通常,「第1回公判期日まで」とされます。
ところが,第1回公判期日終了後,接見禁止をさらに請求してくることもあります。
これじたいはそこまで珍しいことではありません。
しかし,未だに納得していない事件があります。
第1回公判期日が16時頃に終わって,事務所に帰宅していた際中でした。17時45分頃,裁判所から「接見禁止決定をした。」との電話がありました。どうやら16時30分頃に検察官から接見禁止を延長するよう請求がなされたようです。
ちなみに,裁判所は対外的には17時で業務終了です。
延長されるかもしれないと視野には入れつつも,第1回公判期日後に接見禁止をする理由もないと考えていたから,少し驚きました。
すぐさま「いまから接見禁止解除申立書を出すので受け取ってください」と申し出ました。金曜日だったので,ここで申立てをしなければ,週明けまで接見禁止が付されたままになるからです。

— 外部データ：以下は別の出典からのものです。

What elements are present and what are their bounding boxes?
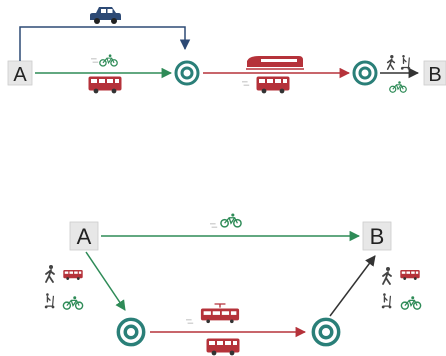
walking-icon — [382, 267, 392, 285]
scooter-icon — [44, 292, 56, 310]
bus-icon — [400, 270, 420, 280]
scooter-icon — [400, 55, 411, 70]
bottom-hub-2[interactable] — [311, 317, 341, 347]
tram-icon — [200, 303, 240, 324]
bicycle-icon — [389, 81, 407, 93]
top-car-bypass-arrow — [19, 26, 191, 61]
top-diagram: A B — [7, 7, 446, 94]
bottom-last-mile-arrow — [329, 255, 376, 317]
top-destination-node[interactable]: B — [423, 60, 446, 86]
car-icon — [90, 7, 121, 24]
walking-icon — [386, 55, 396, 70]
top-hub-1[interactable] — [174, 60, 200, 86]
bus-icon — [63, 270, 83, 280]
bus-icon — [88, 76, 122, 94]
speed-lines-icon — [210, 223, 218, 228]
bus-icon — [256, 76, 290, 94]
bottom-diagram: A B — [44, 213, 422, 356]
bottom-origin-node[interactable]: A — [69, 221, 99, 251]
bicycle-icon — [62, 296, 84, 310]
speed-lines-icon — [91, 58, 99, 63]
speed-lines-icon — [242, 81, 250, 86]
train-icon — [245, 55, 305, 70]
bicycle-icon — [99, 54, 118, 67]
bottom-destination-label: B — [370, 224, 385, 249]
bicycle-icon — [220, 213, 242, 228]
speed-lines-icon — [186, 319, 194, 324]
scooter-icon — [381, 292, 393, 310]
walking-icon — [45, 265, 55, 283]
bottom-first-mile-arrow — [85, 251, 126, 311]
bottom-origin-label: A — [77, 224, 92, 249]
top-hub-2[interactable] — [352, 60, 378, 86]
bottom-destination-node[interactable]: B — [362, 221, 392, 251]
top-origin-label: A — [13, 64, 27, 86]
bottom-hub-1[interactable] — [116, 317, 146, 347]
bus-icon — [206, 338, 240, 356]
bicycle-icon — [400, 296, 422, 310]
top-destination-label: B — [428, 64, 441, 86]
top-origin-node[interactable]: A — [7, 60, 33, 86]
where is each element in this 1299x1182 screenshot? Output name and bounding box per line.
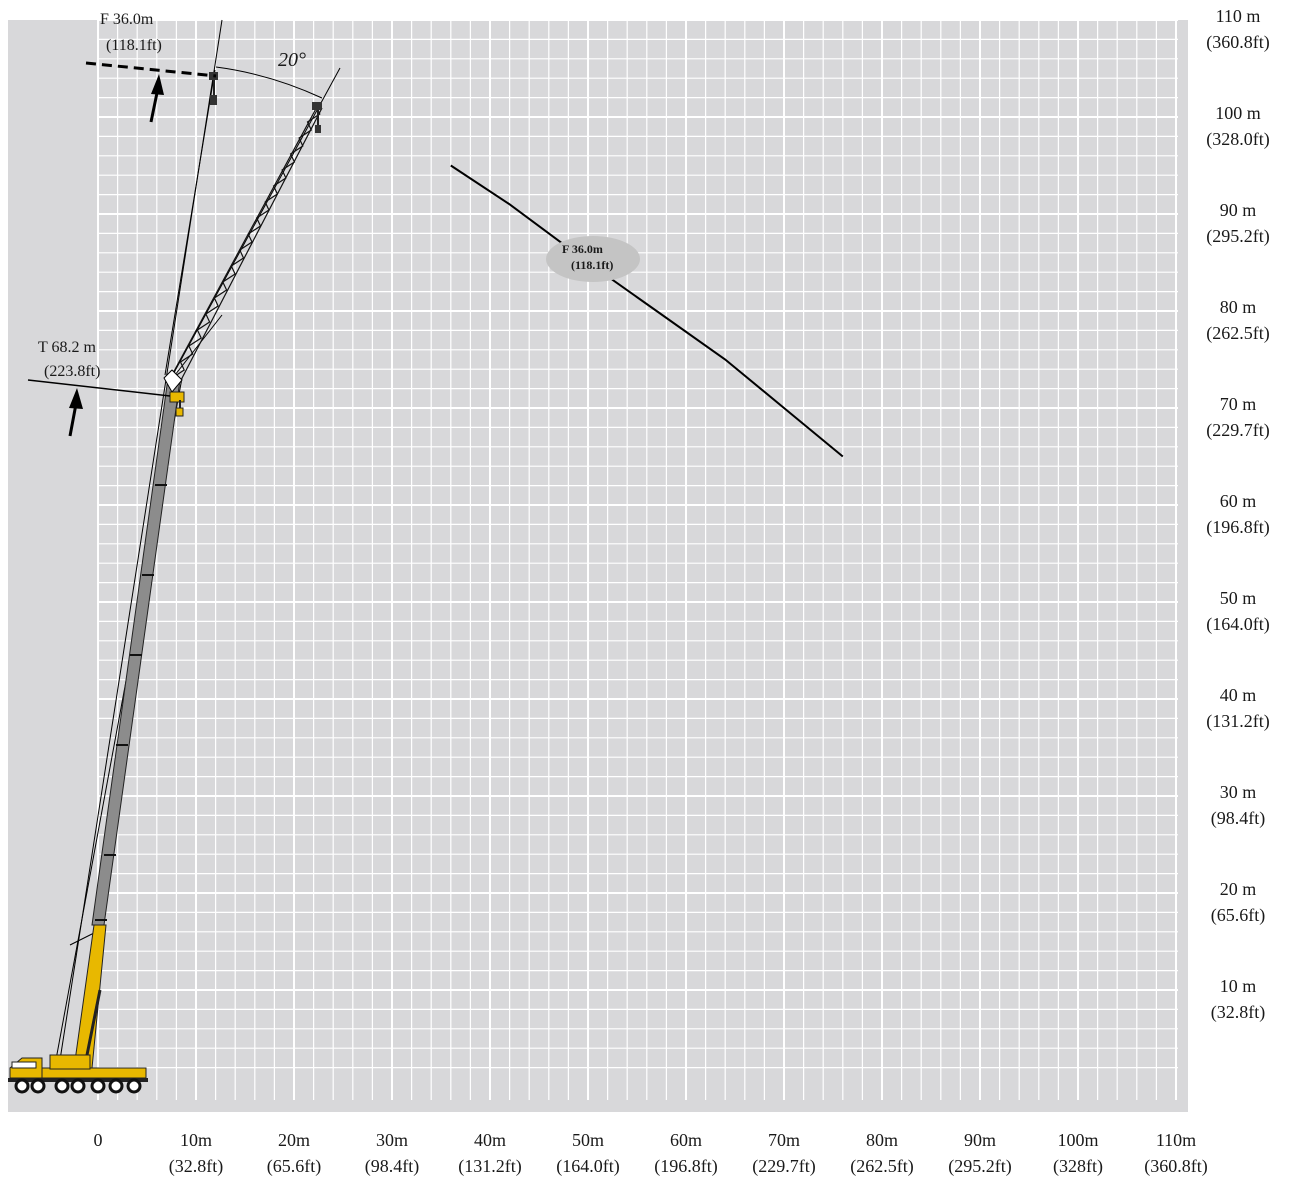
x-tick-sublabel: (262.5ft)	[850, 1156, 913, 1177]
x-tick-sublabel: (196.8ft)	[654, 1156, 717, 1177]
x-axis-labels: 0 10m (32.8ft) 20m (65.6ft) 30m (98.4ft) 40m (13…	[94, 1130, 1208, 1177]
y-tick-sublabel: (262.5ft)	[1206, 323, 1269, 344]
offset-angle-annotation: 20°	[215, 49, 323, 99]
y-tick-sublabel: (32.8ft)	[1211, 1002, 1265, 1023]
x-tick-sublabel: (295.2ft)	[948, 1156, 1011, 1177]
y-tick-label: 100 m	[1215, 103, 1261, 123]
x-tick-label: 60m	[670, 1130, 702, 1150]
x-tick-label: 100m	[1057, 1130, 1098, 1150]
x-tick-label: 40m	[474, 1130, 506, 1150]
x-tick-label: 20m	[278, 1130, 310, 1150]
y-tick-sublabel: (328.0ft)	[1206, 129, 1269, 150]
fly-jib-length-ft: (118.1ft)	[106, 37, 162, 54]
x-tick-label: 30m	[376, 1130, 408, 1150]
y-tick-label: 30 m	[1220, 782, 1257, 802]
offset-angle-label: 20°	[278, 49, 306, 71]
y-tick-sublabel: (131.2ft)	[1206, 711, 1269, 732]
x-tick-sublabel: (229.7ft)	[752, 1156, 815, 1177]
y-tick-label: 20 m	[1220, 879, 1257, 899]
x-tick-sublabel: (131.2ft)	[458, 1156, 521, 1177]
y-tick-label: 90 m	[1220, 200, 1257, 220]
y-tick-sublabel: (295.2ft)	[1206, 226, 1269, 247]
x-tick-label: 0	[94, 1130, 103, 1150]
arrow-up-icon	[151, 74, 164, 95]
x-tick-label: 50m	[572, 1130, 604, 1150]
y-tick-label: 50 m	[1220, 588, 1257, 608]
x-tick-sublabel: (32.8ft)	[169, 1156, 223, 1177]
y-tick-label: 60 m	[1220, 491, 1257, 511]
y-tick-sublabel: (164.0ft)	[1206, 614, 1269, 635]
x-tick-label: 80m	[866, 1130, 898, 1150]
x-tick-label: 10m	[180, 1130, 212, 1150]
x-tick-sublabel: (328ft)	[1053, 1156, 1103, 1177]
y-tick-label: 80 m	[1220, 297, 1257, 317]
y-tick-sublabel: (65.6ft)	[1211, 905, 1265, 926]
y-tick-label: 110 m	[1216, 6, 1261, 26]
lattice-jib	[171, 104, 323, 383]
grid	[97, 19, 1178, 1100]
arrow-up-icon	[69, 388, 83, 409]
y-tick-sublabel: (196.8ft)	[1206, 517, 1269, 538]
x-tick-sublabel: (65.6ft)	[267, 1156, 321, 1177]
working-range-curve	[450, 164, 844, 458]
x-tick-label: 70m	[768, 1130, 800, 1150]
telescope-length: T 68.2 m	[38, 339, 96, 356]
y-tick-label: 70 m	[1220, 394, 1257, 414]
chart-background	[8, 20, 1188, 1112]
y-tick-label: 10 m	[1220, 976, 1257, 996]
x-tick-label: 90m	[964, 1130, 996, 1150]
range-curve-label: F 36.0m (118.1ft)	[546, 236, 640, 282]
range-label-line2: (118.1ft)	[571, 258, 613, 272]
x-tick-label: 110m	[1156, 1130, 1196, 1150]
crane-carrier	[8, 1054, 148, 1094]
crane-illustration	[8, 19, 341, 1094]
x-tick-sublabel: (360.8ft)	[1144, 1156, 1207, 1177]
x-tick-sublabel: (164.0ft)	[556, 1156, 619, 1177]
telescope-length-ft: (223.8ft)	[44, 363, 100, 380]
y-tick-label: 40 m	[1220, 685, 1257, 705]
range-label-line1: F 36.0m	[562, 242, 603, 256]
y-tick-sublabel: (229.7ft)	[1206, 420, 1269, 441]
y-tick-sublabel: (360.8ft)	[1206, 32, 1269, 53]
x-tick-sublabel: (98.4ft)	[365, 1156, 419, 1177]
y-axis-labels: 110 m (360.8ft) 100 m (328.0ft) 90 m (295.2ft…	[1206, 6, 1269, 1023]
y-tick-sublabel: (98.4ft)	[1211, 808, 1265, 829]
fly-jib-annotation: F 36.0m (118.1ft)	[85, 11, 217, 123]
telescope-annotation: T 68.2 m (223.8ft)	[27, 339, 171, 437]
fly-jib-length: F 36.0m	[100, 11, 154, 28]
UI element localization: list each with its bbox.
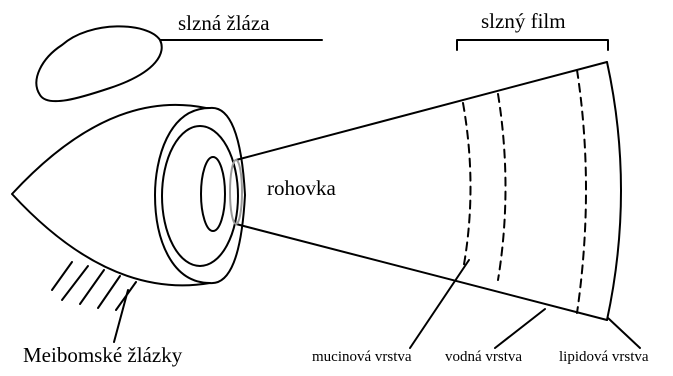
meibomian-glands-label: Meibomské žlázky <box>23 343 183 367</box>
pupil <box>200 156 226 232</box>
meibomian-pointer <box>113 289 129 343</box>
aqueous-pointer <box>494 308 546 349</box>
cornea-lens <box>229 159 243 225</box>
tear-gland-shape <box>35 25 163 103</box>
eye-outline <box>11 103 246 287</box>
lipid-pointer <box>607 317 641 349</box>
meibomian-duct-2 <box>61 265 89 301</box>
mucin-boundary <box>462 102 472 271</box>
lipid-layer-label: lipidová vrstva <box>559 349 649 365</box>
cornea-label: rohovka <box>267 176 336 200</box>
aqueous-layer-label: vodná vrstva <box>445 349 523 365</box>
iris-outer <box>154 107 211 284</box>
film-outer-surface <box>606 61 622 321</box>
tear-film-label: slzný film <box>481 9 566 33</box>
lipid-boundary <box>576 69 587 314</box>
mucin-layer-label: mucinová vrstva <box>312 349 412 365</box>
meibomian-duct-4 <box>97 275 121 309</box>
tear-gland-label: slzná žláza <box>178 11 270 35</box>
mucin-pointer <box>409 259 470 349</box>
meibomian-duct-3 <box>79 269 105 305</box>
iris-inner <box>161 125 239 267</box>
aqueous-boundary <box>497 93 507 281</box>
meibomian-duct-1 <box>51 261 73 291</box>
film-bottom-edge <box>235 223 608 321</box>
tear-film-bracket <box>456 39 609 51</box>
film-top-edge <box>235 61 608 161</box>
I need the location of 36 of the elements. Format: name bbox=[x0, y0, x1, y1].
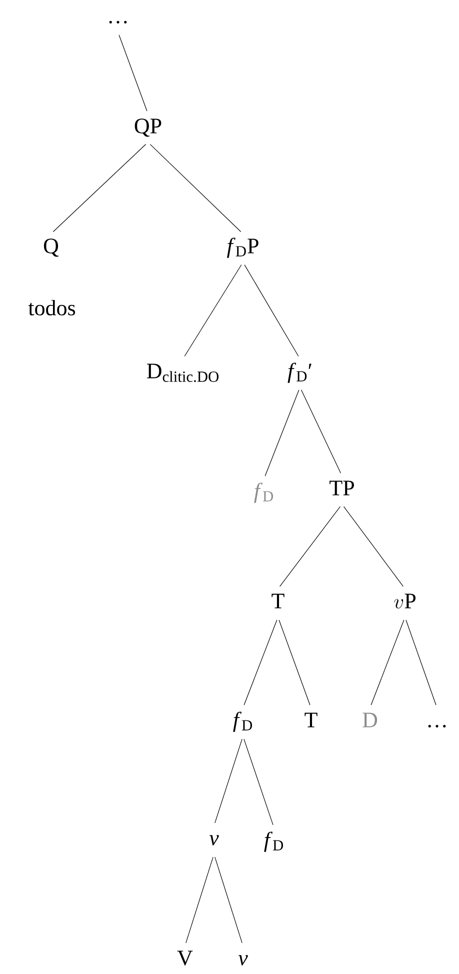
branch-line bbox=[244, 264, 299, 357]
tree-label: T bbox=[304, 712, 318, 728]
branch-line bbox=[214, 738, 242, 824]
tree-label: f$_{D}$P bbox=[227, 238, 258, 258]
branch-line bbox=[52, 144, 146, 232]
tree-label: Q bbox=[44, 238, 59, 257]
tree-label: QP bbox=[134, 118, 162, 137]
tree-label: TP bbox=[330, 480, 354, 496]
tree-label: D bbox=[362, 712, 378, 728]
branch-line bbox=[184, 264, 242, 357]
branch-line bbox=[406, 620, 436, 706]
tree-label: D$_{clitic.DO}$ bbox=[147, 364, 219, 382]
branch-line bbox=[214, 856, 242, 944]
branch-line bbox=[344, 506, 404, 587]
branch-line bbox=[280, 506, 340, 587]
branch-line bbox=[244, 620, 278, 706]
branch-line bbox=[186, 856, 214, 944]
word: todos bbox=[28, 300, 76, 316]
branch-line bbox=[244, 738, 274, 826]
tree-label: $v\mathrm{P}$ bbox=[394, 594, 416, 608]
tree-label: v bbox=[238, 955, 248, 966]
tree-label: v bbox=[209, 835, 219, 846]
branch-line bbox=[118, 34, 148, 112]
tree-label: … bbox=[428, 724, 446, 728]
tree-label: f$_{D}$′ bbox=[288, 362, 312, 383]
branch-line bbox=[264, 390, 300, 476]
tree-label: T bbox=[272, 594, 284, 608]
branch-line bbox=[300, 390, 342, 474]
branch-line bbox=[150, 144, 242, 232]
tree-label: f$_{D}$ bbox=[254, 482, 274, 503]
tree-label: f$_{D}$ bbox=[233, 712, 252, 732]
tree-label: V bbox=[177, 950, 193, 966]
branch-line bbox=[278, 620, 310, 706]
tree-label: f$_{D}$ bbox=[264, 832, 284, 852]
tree-label: … bbox=[109, 20, 127, 24]
branch-line bbox=[370, 620, 404, 706]
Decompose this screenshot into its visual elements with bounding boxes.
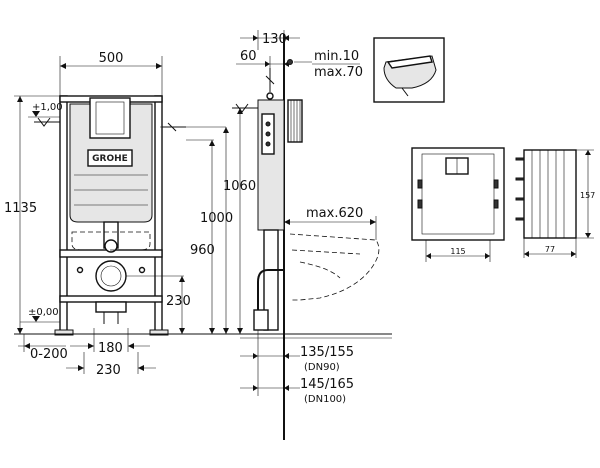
flush-plate-inner	[95, 101, 125, 135]
wall-point	[287, 59, 293, 65]
box-outline	[523, 149, 577, 239]
dim-pipe-dn90: 135/155	[300, 345, 354, 360]
frame-left-foot	[54, 329, 74, 336]
ribbed-back	[287, 99, 303, 143]
plate-clip	[417, 199, 423, 209]
dim-depth-130: 130	[262, 32, 287, 47]
dim-plate-width: 115	[450, 247, 465, 256]
plate-side-view: 77 157	[515, 149, 595, 258]
level-top-label: +1,00	[32, 102, 63, 113]
dimension-arrows	[265, 61, 289, 67]
dim-bowl-max: max.620	[306, 206, 363, 221]
frame-right-foot	[149, 329, 169, 336]
box-tab	[515, 217, 525, 221]
frame-leg-side	[263, 229, 279, 331]
plate-inner	[421, 153, 495, 235]
dim-box-height: 157	[580, 191, 595, 200]
bolt-dot	[265, 121, 271, 127]
dim-drain-height: 230	[166, 294, 191, 309]
dim-offset-60: 60	[240, 49, 257, 64]
dim-box-depth: 77	[545, 245, 555, 254]
top-connector	[266, 92, 274, 100]
plate-clip	[493, 199, 499, 209]
wall-min-label: min.10	[314, 49, 359, 64]
toilet-seat-icon	[386, 55, 433, 69]
drain-bracket	[95, 301, 127, 313]
plate-front-view: 115	[411, 147, 505, 262]
bowl-rim-side	[291, 249, 361, 255]
side-dimensions: 130 60 min.10 max.70 1060 max.620 135/15…	[223, 30, 377, 405]
box-tab	[515, 177, 525, 181]
side-view	[232, 34, 392, 440]
level-bottom-label: ±0,00	[28, 307, 59, 318]
drain-connector-outer	[95, 260, 127, 292]
bolt-dot	[265, 131, 271, 137]
drain-elbow	[253, 309, 269, 331]
plate-clip	[417, 179, 423, 189]
plate-outline	[411, 147, 505, 241]
bowl-inner-side	[299, 261, 341, 279]
label-dn100: (DN100)	[304, 394, 346, 405]
front-dimensions: 500 +1,00 1135 ±0,00 960 1000 230	[4, 51, 240, 378]
dim-drain-spacing: 230	[96, 363, 121, 378]
dimension-arrow	[24, 343, 30, 349]
flush-pipe-outlet	[104, 239, 118, 253]
water-inlet-left	[34, 117, 60, 127]
drain-pipe-side	[257, 269, 284, 310]
logo-plate	[87, 149, 133, 167]
frame-lower-rail	[59, 295, 163, 303]
bowl-outline-front	[71, 231, 151, 251]
level-marker-top	[32, 111, 40, 117]
mounting-bolt	[76, 266, 84, 274]
bolt-dot	[265, 141, 271, 147]
label-dn90: (DN90)	[304, 362, 340, 373]
dim-pipe-dn100: 145/165	[300, 377, 354, 392]
dim-height-1135: 1135	[4, 201, 37, 216]
bowl-outline-side	[289, 233, 380, 301]
dim-height-1060: 1060	[223, 179, 256, 194]
mounting-bolt	[138, 266, 146, 274]
dim-bottom-range: 0-200	[30, 347, 68, 362]
flush-plate-opening	[89, 97, 131, 139]
plate-clip	[493, 179, 499, 189]
toilet-base-icon	[401, 87, 409, 97]
drain-connector-inner	[100, 265, 122, 287]
dim-width-500: 500	[99, 51, 124, 66]
level-marker-bottom	[32, 316, 40, 322]
wall-max-label: max.70	[314, 65, 363, 80]
front-view: GROHE	[34, 95, 186, 336]
box-tab	[515, 157, 525, 161]
dim-height-960: 960	[190, 243, 215, 258]
grohe-logo: GROHE	[92, 154, 128, 164]
dim-height-1000: 1000	[200, 211, 233, 226]
toilet-thumbnail	[373, 37, 445, 103]
box-tab	[515, 197, 525, 201]
dimension-arrows	[179, 276, 185, 334]
dim-bolt-spacing: 180	[98, 341, 123, 356]
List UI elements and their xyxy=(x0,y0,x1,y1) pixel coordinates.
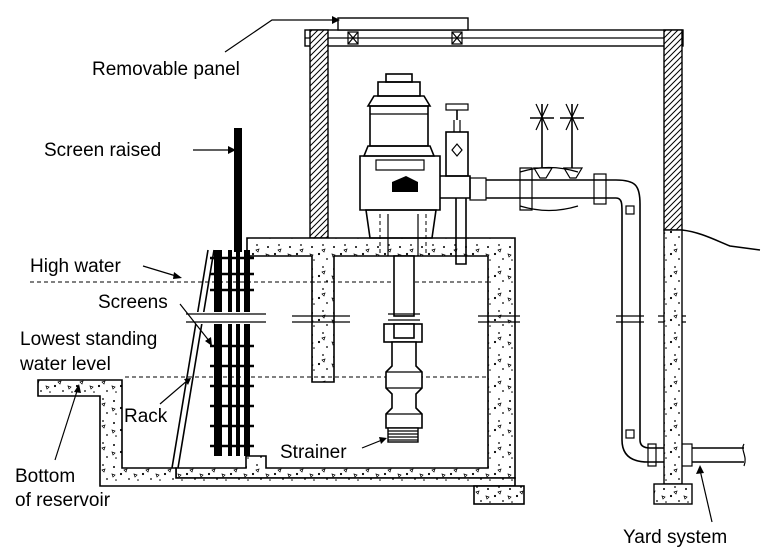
pump-motor xyxy=(359,73,441,256)
building xyxy=(304,17,761,251)
label-lowest-standing-1: Lowest standing xyxy=(20,329,157,350)
raised-screen xyxy=(234,128,242,252)
label-bottom-1: Bottom xyxy=(15,466,75,487)
ground-line xyxy=(681,229,761,251)
reservoir xyxy=(37,237,525,505)
left-wall xyxy=(309,29,329,239)
label-high-water: High water xyxy=(30,256,121,277)
yard-post xyxy=(653,229,693,505)
label-strainer: Strainer xyxy=(280,442,347,463)
rack xyxy=(171,249,215,469)
strainer xyxy=(387,427,419,443)
label-screen-raised: Screen raised xyxy=(44,140,161,161)
labels: Removable panel Screen raised High water… xyxy=(15,16,727,548)
label-yard-system: Yard system xyxy=(623,527,727,548)
roof-beam-x xyxy=(347,31,463,45)
label-rack: Rack xyxy=(124,406,168,427)
label-removable-panel: Removable panel xyxy=(92,59,240,80)
footing xyxy=(473,485,525,505)
pump-column xyxy=(383,255,423,443)
label-bottom-2: of reservoir xyxy=(15,490,111,511)
label-screens: Screens xyxy=(98,292,168,313)
reservoir-bottom xyxy=(37,379,516,487)
removable-panel xyxy=(337,17,469,31)
discharge-piping xyxy=(440,103,746,467)
screens xyxy=(186,128,266,456)
label-lowest-standing-2: water level xyxy=(19,354,111,375)
right-wall xyxy=(663,29,683,231)
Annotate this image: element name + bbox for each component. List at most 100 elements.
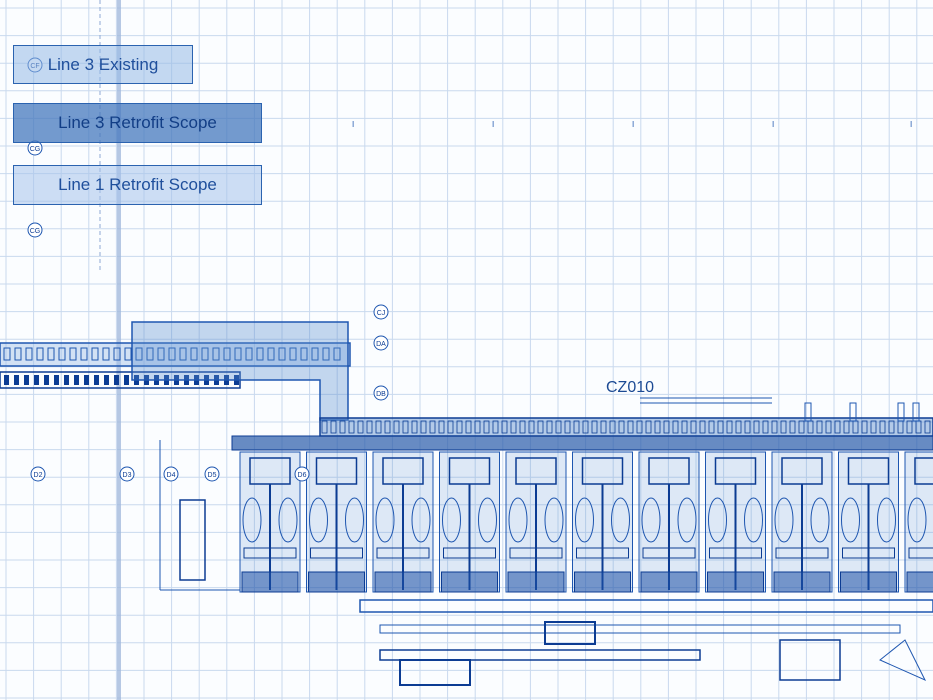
pump-skid xyxy=(544,621,596,645)
bay-arc xyxy=(345,497,364,543)
conveyor-roller xyxy=(234,347,242,361)
legend-label: Line 1 Retrofit Scope xyxy=(58,175,217,194)
conveyor-roller xyxy=(102,347,110,361)
conveyor-roller xyxy=(420,420,427,434)
conveyor-roller xyxy=(429,420,436,434)
bay-base xyxy=(640,571,698,593)
conveyor-roller xyxy=(609,420,616,434)
bay-base xyxy=(574,571,631,593)
legend-label: Line 3 Existing xyxy=(47,54,159,74)
conveyor-roller xyxy=(69,347,77,361)
bay-arc xyxy=(575,497,594,543)
process-bay xyxy=(904,451,933,593)
bay-arc xyxy=(442,497,461,543)
conveyor-roller xyxy=(14,375,19,385)
conveyor-roller xyxy=(330,420,337,434)
grid-tick: I xyxy=(632,120,634,129)
bay-base xyxy=(773,571,831,593)
conveyor-roller xyxy=(91,347,99,361)
conveyor-roller xyxy=(36,347,44,361)
conveyor-roller xyxy=(124,375,129,385)
conveyor-roller xyxy=(348,420,355,434)
conveyor-roller xyxy=(600,420,607,434)
conveyor-roller xyxy=(34,375,39,385)
bay-rail xyxy=(243,547,297,559)
conveyor-roller xyxy=(402,420,409,434)
bay-arc xyxy=(677,497,697,543)
conveyor-roller xyxy=(492,420,499,434)
bay-base xyxy=(906,571,933,593)
conveyor-roller xyxy=(708,420,715,434)
conveyor-roller xyxy=(870,420,877,434)
post-marker xyxy=(897,402,905,422)
conveyor-roller xyxy=(113,347,121,361)
conveyor-roller xyxy=(510,420,517,434)
conveyor-roller xyxy=(762,420,769,434)
post-marker xyxy=(804,402,812,422)
conveyor-roller xyxy=(44,375,49,385)
bay-rail xyxy=(576,547,629,559)
conveyor-roller xyxy=(3,347,11,361)
conveyor-roller xyxy=(537,420,544,434)
conveyor-roller xyxy=(393,420,400,434)
pipe-run xyxy=(379,624,901,634)
conveyor-roller xyxy=(245,347,253,361)
grid-bubble-label: D2 xyxy=(34,472,43,479)
pump-skid xyxy=(399,659,471,686)
conveyor-roller xyxy=(636,420,643,434)
legend-line3-existing[interactable]: Line 3 Existing xyxy=(13,45,193,84)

ところが,「17時を超えているので,受け付けることができません。」と機械的な回答が返ってきました。
たしかに,16時30分ごろに提出したのだから検察官の請求は適法です。しかし,17時で業務終了という理由で反論を許さないのは一貫しません。「裁判所の業務は17時で終了していないといけないならば,決定じたいが17時を超える限り,後日に回すべきだ。」と食い下がりました。
ここで書記官は言います。「接見禁止が途切れてしまうじゃないですか?」と。裁判所が接見禁止を当日中に行わないと,月曜日午前まで接見ができる状態になってしまうということでしょう。
確かに,窓口時間を経過しているから請求を受け付けないという論もありましょう。しかし,その場合,決定が17時45分に出されている以上,当日中に接見禁止解除申立てができないことは織り込み済みとなります。いわば,防御の機会を奪うことが織り込み済みの決定をすることとなります。
弁護人には依頼者の周囲の支援者との面会権の方が,接見禁止が途切れる「スキマ」より優先度が高いと思えますが・・・・。弁護人と裁判所には広大な隙間があるようです。